Her travelling companions separated into small groups to cross the border into Nepal but the two monks were arrested by police.
“They were sent back to the Chinese police and were beaten and put in jail,” Tashi said.
She and her remaining group made their way to the Tibetan Government’s reception centre in Kathmandu and were processed by the UNHCR. They then caught a bus to Dharamshala.
Both Tashi and Palden worked for the Tibetan government in India. They met at a Tibetan college in 2002 and married in India.
Palden says the couple were happy in India at first. He worked designing curricula for Tibetan language studies and Tashi for the Tibetan government’s health service.
“We were free and the Indian people were very kind to Tibetans but financially it was very difficult and documentation became more of a problem,” he said.
In 2018, Palden went to the US to speak at a conference on the Tibetan language.
On his return, he was interviewed by Indian authorities because he had no passport.
“I was not allowed enter India and the Indian immigration authorities looked into my case for three hours because I didn’t have a passport.
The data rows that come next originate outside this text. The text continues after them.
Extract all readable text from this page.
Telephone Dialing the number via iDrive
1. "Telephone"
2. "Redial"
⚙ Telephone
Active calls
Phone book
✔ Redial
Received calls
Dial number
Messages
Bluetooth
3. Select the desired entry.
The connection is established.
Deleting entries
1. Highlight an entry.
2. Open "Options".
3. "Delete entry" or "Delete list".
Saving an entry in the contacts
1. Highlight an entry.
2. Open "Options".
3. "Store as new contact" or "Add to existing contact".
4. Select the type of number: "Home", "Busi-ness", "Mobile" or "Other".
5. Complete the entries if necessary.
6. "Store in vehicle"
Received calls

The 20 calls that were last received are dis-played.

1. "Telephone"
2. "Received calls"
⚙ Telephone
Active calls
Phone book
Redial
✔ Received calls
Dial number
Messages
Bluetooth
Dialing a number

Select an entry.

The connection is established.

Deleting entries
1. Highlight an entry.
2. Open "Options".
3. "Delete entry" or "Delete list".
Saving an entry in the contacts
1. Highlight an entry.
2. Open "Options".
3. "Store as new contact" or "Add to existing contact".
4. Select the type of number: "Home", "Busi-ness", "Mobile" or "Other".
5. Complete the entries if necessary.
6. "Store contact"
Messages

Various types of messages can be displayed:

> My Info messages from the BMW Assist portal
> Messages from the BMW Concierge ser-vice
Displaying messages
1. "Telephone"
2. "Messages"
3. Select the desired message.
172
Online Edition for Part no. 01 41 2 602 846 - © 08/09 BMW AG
Tibetans cannot get passports in India. We have permits that need to be renewed each year.” Palden said.
Documentation continued to be an issue for Palden in India when he was repeatedly accused by police of being a “foreigner” amid growing Hindu nationalism across the country.
And both Palden and Tashi began to harbour fears for their young daughter Tensing Dickey as gender abuse and rape became more prevalent.
Their application to come to Australia as refugees was granted and they arrived in 2019 just before the COVID-19 pandemic struck.
Locked down in a small flat with two young children in Melbourne’s inner west, the family turned to their spiritual leader for advice and solace.
The Dalai Lama has been talking remotely, using technology, to thousands of Tibetans across the globe.
“His holiness has been talking about positive emotions, positive thinking to help people get through the pandemic to give people peace of mind in a difficult time,” Palden said.
“We have also been teaching our daughter Tibetan during this time,” he said.
Palden and Tashi are now building a new life in Melbourne with support from migrant and refugee settlement agency AMES Australia through the Humanitarian Settlement Program.
The couple and their two children are on now pathways to establishing themselves. Through the HSP they have been provided with services including essential registrations, housing, orientation and links to health and education services.
And the family has shown enthusiasm to work on their settlement journey and a passion to succeed.
“They have been working progressively and intensively on all the key settlement elements and they’ve shown the ability to learn quickly. They are also very persistent and are determined to achieve their settlement objectives,” said their Case Manager Sui Len Bawi Hrin.
Having improved their English, the couple have identified training opportunities and enrolled in courses.
Tashi is currently doing a Certificate III in Child Care and hopes to eventually find work.
Palden has also begun a Certificate III in Health Services Assistance (Operating Theatre Technician). He hopes to take on further training and improve his employability.
The couple say they are happy and grateful to be in Australia.
“We love life in Australia and the opportunities that our children have here. We are determined to find work and support ourselves and enjoy all that Australia has to offer,” Tashi said.